Джейкоб дружелюбно ухмыльнулся.
— Она нечто особенное, согласен? — сказал он. — Не понимаю, что она в тебе нашла.
Исав засмеялся.
— Что тебя так развеселило? — полюбопытствовал Джейкоб.
— Конец эпохи, — выдохнул Исав. — Ты хоть осознаешь, что впервые с того самого вечера в Филадельфии, с момента знакомства с Мерси Рид, мы из-за нее не воюем?
— Грустно, правда? Столько времени тебе понадобилось, чтобы осознать одну простую истину — ты проиграл.
Слова брата больно кольнули Исава, но он справился с обидой. Это уже не имеет значения. Борьба окончена.
— Абигайль стоило ждать, — кратко подытожил он.
Повисла неловкая пауза.
Первым заговорил Исав:
— Слышал, у тебя есть дружок.
— Где ты это слышал? — вскинулся Джейкоб.
Вообще-то, Исаву об этом говорили дважды. Сначала, в Филадельфии, — Мерси, потом, в Таппане, отец. О Мерси молодой человек благоразумно умолчал.
— В тюрьме, в Таппане, от отца.
— Он говорил, что Бо глухой?
Исав кивнул. И тотчас вспомнил, как просветлело лицо отца, когда он рассказывал о мальчике.
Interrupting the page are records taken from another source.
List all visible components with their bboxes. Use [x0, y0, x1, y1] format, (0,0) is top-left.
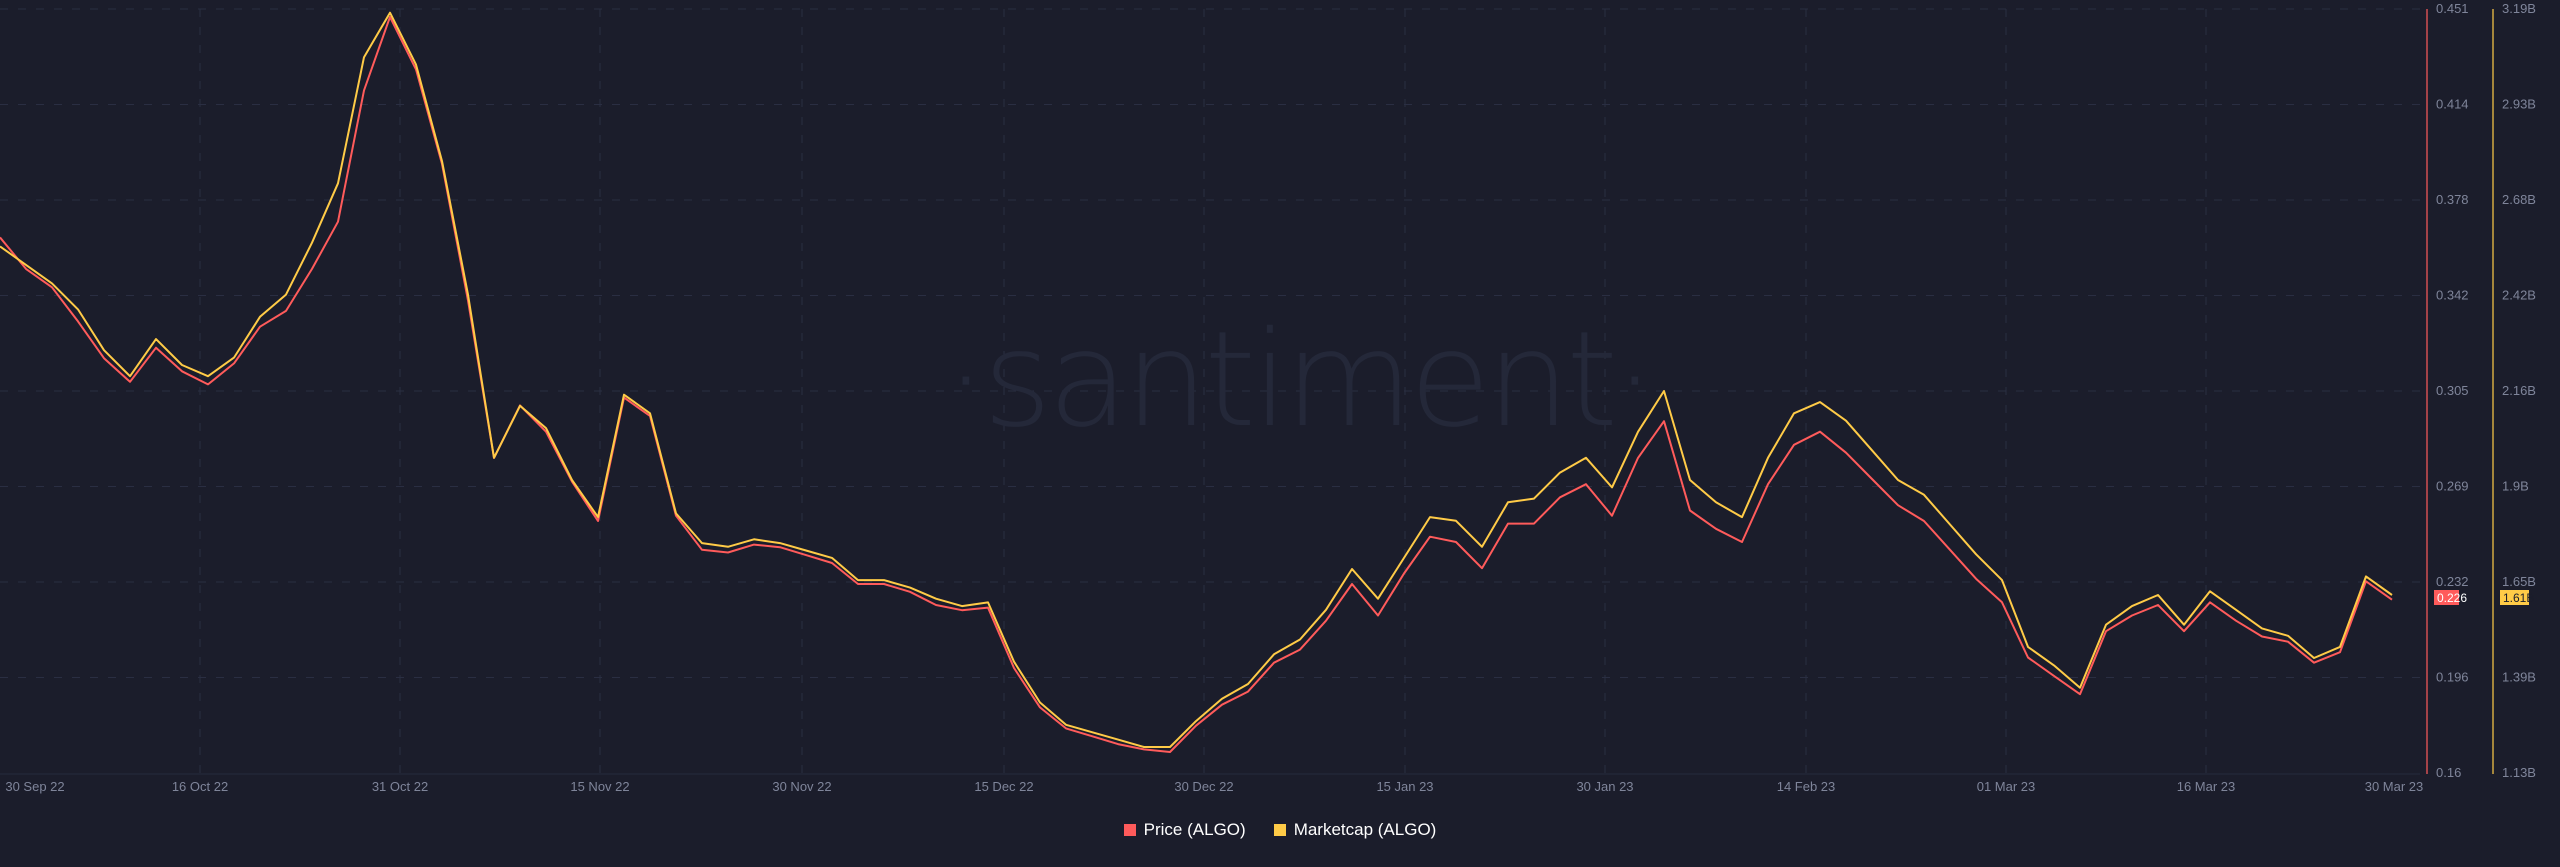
- price-line: [0, 15, 2393, 753]
- marketcap-tick-label: 2.42B: [2502, 288, 2536, 303]
- x-tick-label: 30 Jan 23: [1576, 779, 1633, 794]
- marketcap-tick-label: 2.93B: [2502, 97, 2536, 112]
- marketcap-current-badge: 1.61B: [2500, 590, 2534, 605]
- price-swatch-icon: [1123, 824, 1136, 836]
- x-tick-label: 16 Mar 23: [2177, 779, 2236, 794]
- x-tick-label: 31 Oct 22: [372, 779, 428, 794]
- price-tick-label: 0.305: [2436, 383, 2469, 398]
- marketcap-tick-label: 2.68B: [2502, 192, 2536, 207]
- marketcap-current-value: 1.61B: [2503, 591, 2534, 605]
- legend-item-price[interactable]: Price (ALGO): [1123, 820, 1246, 840]
- price-axis: 0.451 0.414 0.378 0.342 0.305 0.269 0.232 0.196…: [2436, 1, 2469, 780]
- x-axis: 30 Sep 22 16 Oct 22 31 Oct 22 15 Nov 22 30 N…: [5, 779, 2423, 794]
- x-tick-label: 30 Dec 22: [1174, 779, 1233, 794]
- legend-label-marketcap: Marketcap (ALGO): [1293, 820, 1437, 839]
- x-tick-label: 30 Nov 22: [772, 779, 831, 794]
- marketcap-tick-label: 1.39B: [2502, 670, 2536, 685]
- legend-label-price: Price (ALGO): [1143, 820, 1246, 839]
- x-tick-label: 01 Mar 23: [1977, 779, 2036, 794]
- x-tick-label: 15 Jan 23: [1376, 779, 1433, 794]
- marketcap-tick-label: 3.19B: [2502, 1, 2536, 16]
- santiment-watermark: ·santiment·: [945, 303, 1652, 457]
- price-current-value: 0.226: [2437, 591, 2467, 605]
- price-tick-label: 0.378: [2436, 192, 2469, 207]
- legend-item-marketcap[interactable]: Marketcap (ALGO): [1273, 820, 1437, 840]
- price-tick-label: 0.232: [2436, 574, 2469, 589]
- marketcap-tick-label: 2.16B: [2502, 383, 2536, 398]
- price-tick-label: 0.342: [2436, 288, 2469, 303]
- x-tick-label: 14 Feb 23: [1777, 779, 1836, 794]
- x-tick-label: 15 Nov 22: [570, 779, 629, 794]
- price-tick-label: 0.196: [2436, 670, 2469, 685]
- price-tick-label: 0.414: [2436, 97, 2469, 112]
- x-tick-label: 15 Dec 22: [974, 779, 1033, 794]
- legend: Price (ALGO) Marketcap (ALGO): [0, 820, 2560, 840]
- price-tick-label: 0.451: [2436, 1, 2469, 16]
- marketcap-tick-label: 1.13B: [2502, 765, 2536, 780]
- marketcap-tick-label: 1.9B: [2502, 479, 2529, 494]
- x-tick-label: 16 Oct 22: [172, 779, 228, 794]
- marketcap-axis: 3.19B 2.93B 2.68B 2.42B 2.16B 1.9B 1.65B 1.39B 1…: [2502, 1, 2536, 780]
- price-current-badge: 0.226: [2434, 590, 2467, 605]
- price-tick-label: 0.16: [2436, 765, 2461, 780]
- marketcap-tick-label: 1.65B: [2502, 574, 2536, 589]
- price-tick-label: 0.269: [2436, 479, 2469, 494]
- series-lines: [0, 11, 2393, 753]
- marketcap-swatch-icon: [1273, 824, 1286, 836]
- x-tick-label: 30 Sep 22: [5, 779, 64, 794]
- x-tick-label: 30 Mar 23: [2365, 779, 2424, 794]
- marketcap-line: [0, 11, 2393, 748]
— Он особенный, — просиял Джейкоб. — Сообразительный, проворный, заряжает мушкет быстрее всех на свете. — Молодой человек громко, от души рассмеялся. — А еще он умеет барабанить! Научился у Заха, полкового барабанщика, тоже мальчишки. Знаешь, как ему это удается? — Исав покачал головой. — Вибрация! — Джейкоб все больше воодушевлялся. — В Вэлли-Фордж я заболел, мне было тошно как никогда. А Бо бродил по домику и колотил деревянной ложкой по всему, до чего мог дотянуться. Каюсь, я не понимал, что он делает. Не догадывался о его дружбе с Захом. Короче, Бо сводил меня с ума. Голова раскалывается, а он стучит без передыху. Ему, видишь ли, было невдомек, что он меня изводит — он-то этого грохота не слышал. Короче, я вышвырнул его из домика! Хорошим же я оказался опекуном.